Wounded Veterans Ride to Recovery

Gerry Wayne Padgett, II poses with his five-year old service dog Labradoodle, Bayley. Gerry is able to ride because of Bayley's ability to dectect Gerry's seisures.

Kim Stock | Herald

A wave of cheers, gratitude and inspiration rolled into Killeen and Fort Hood as more than 100 wounded veterans and supporters rode into town last week as part of a more than 500-mile bike ride that started in San Antonio on April 3 and ended in Houston on Saturday.

The 2017 UnitedHealthcare Ride to Recovery Texas Challenge, benefiting the injured veteran riders of Project Hero, is a national nonprofit organization that helps veterans and first responders affected by injury, post-traumatic stress disorder and traumatic brain injury achieve rehabilitation, recovery and resilience.

“(This challenge) is an important way for our veterans to achieve hope, recovery and resilience, which is the mission of Project Hero,” said Peter Bylsma, director of marketing communications for Project Hero. “It’s helping our veterans reintegrate (with others) and live healthy lives.”

The group arrived in Killeen on April 5 and made a stop at “The Great Place” before continuing their ride to Waco.

Soldiers and their unit flags lined T.J. Mills Boulevard early Thursday morning and greeted the riders with cheers and high-fives while lively tunes were played by the 1st Cavalry Division Band.

Fort Hood leadership welcomed them and expressed gratitude towards fellow veterans and first responders.

“I really love this event,” said Col. Todd Fox, Fort Hood garrison commander. “I think this is a great opportunity for a lot of our young soldiers to see how our community sticks together even after you take off the uniform.”

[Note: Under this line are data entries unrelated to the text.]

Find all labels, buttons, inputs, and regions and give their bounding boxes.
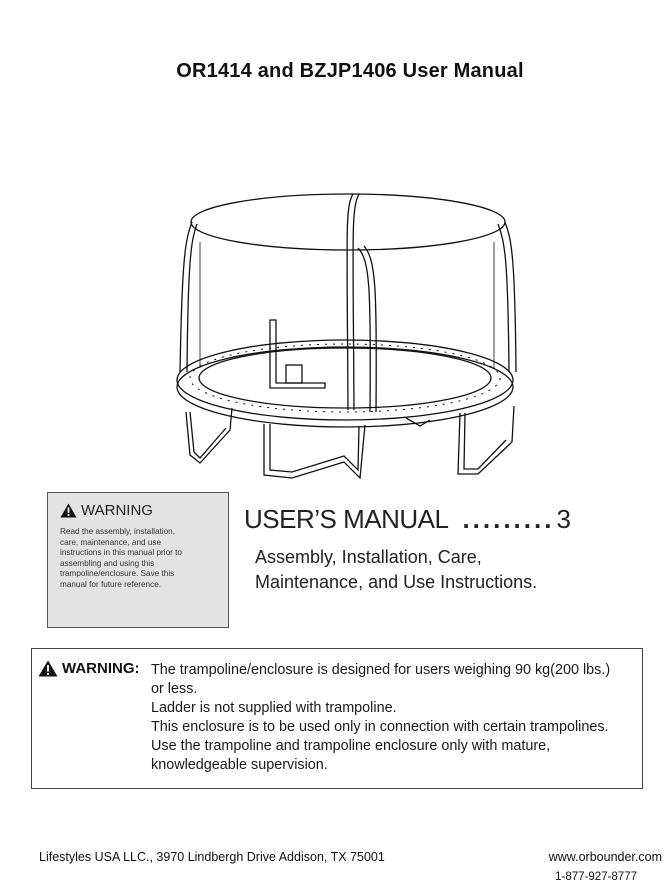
contents-leader-dots: ......... — [462, 504, 555, 534]
main-warning-text — [151, 661, 610, 775]
small-warning-box — [47, 492, 229, 628]
contents-entry — [244, 504, 624, 535]
phone-number: 1-877-927-8777 — [555, 871, 637, 883]
main-warning-line-2: or less. — [151, 681, 198, 697]
main-warning-label-row — [38, 660, 140, 677]
warning-triangle-icon — [38, 660, 58, 677]
main-warning-line-6: knowledgeable supervision. — [151, 757, 328, 773]
contents-label: USER’S MANUAL — [244, 504, 449, 534]
trampoline-illustration — [160, 180, 530, 480]
contents-subtitle — [255, 545, 537, 595]
main-warning-line-4: This enclosure is to be used only in connection with certain trampolines. — [151, 719, 609, 735]
main-warning-line-3: Ladder is not supplied with trampoline. — [151, 700, 397, 716]
contents-subtitle-line1: Assembly, Installation, Care, — [255, 547, 482, 567]
small-warning-text: Read the assembly, installation, care, maintenance, and use instructions in this manual prior to assembling and using this trampoline/enclosure. Save this manual for future reference. — [60, 527, 182, 589]
warning-triangle-icon — [60, 503, 77, 518]
contents-subtitle-line2: Maintenance, and Use Instructions. — [255, 572, 538, 592]
website: www.orbounder.com — [548, 850, 662, 864]
small-warning-heading-row — [60, 502, 220, 519]
main-warning-line-1: The trampoline/enclosure is designed for users weighing 90 kg(200 lbs.) — [151, 662, 611, 678]
small-warning-heading: WARNING — [81, 502, 153, 519]
document-title: OR1414 and BZJP1406 User Manual — [176, 60, 524, 82]
main-warning-line-5: Use the trampoline and trampoline enclosure only with mature, — [151, 738, 551, 754]
main-warning-label: WARNING: — [62, 660, 140, 677]
company-address: Lifestyles USA LLC., 3970 Lindbergh Drive Addison, TX 75001 — [39, 850, 385, 864]
contents-page-number: 3 — [556, 504, 571, 534]
main-warning-box — [31, 648, 643, 789]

Although all can admit to having tough seasons in life, the help of a trusted friend can really improve the ability to overcome, said Fox.

“(Project Hero) is an example of a program like that and it’s done with such a high level of energy, you really feed off of it,” he said.

Riding through historic sites, civic centers and local attractions, the riders made their way with hand cycles, recumbent cycles and custom tandems. Local veterans were also invited to ride on a single-day basis.

For many of the riders, arriving on Fort Hood was like coming home.

“There is a group of at least five of us who were stationed here and this is our home,” said Felix Alicea.

The Puerto Rico native served in the U.S. Army from 1979-2005 and his career began and retired at Fort Hood.

On his seventh Ride to Recovery challenge, Alicea said he doesn’t claim any kind of PTSD, but — because of his disability — cycling was his only option when it came to staying in shape.

“(The challenge) allows me to breathe, talk to them (fellow riders), get stuff off of my chest and let them get stuff off of theirs and actually feel like we have self-worth. We are living life again, looking for a solution to what we (go through) — not looking for a permanent solution to a temporary problem,” said Alicea.

For Navy-vet Leila Raffice-Shirazi, riding through Texas has been very unique.

“I love Texas. Texas has such military support,” she said. “We do about five challenges a year and Texas is just one that stands out because we have schools that are supportive, the community comes together and it’s been really welcoming.”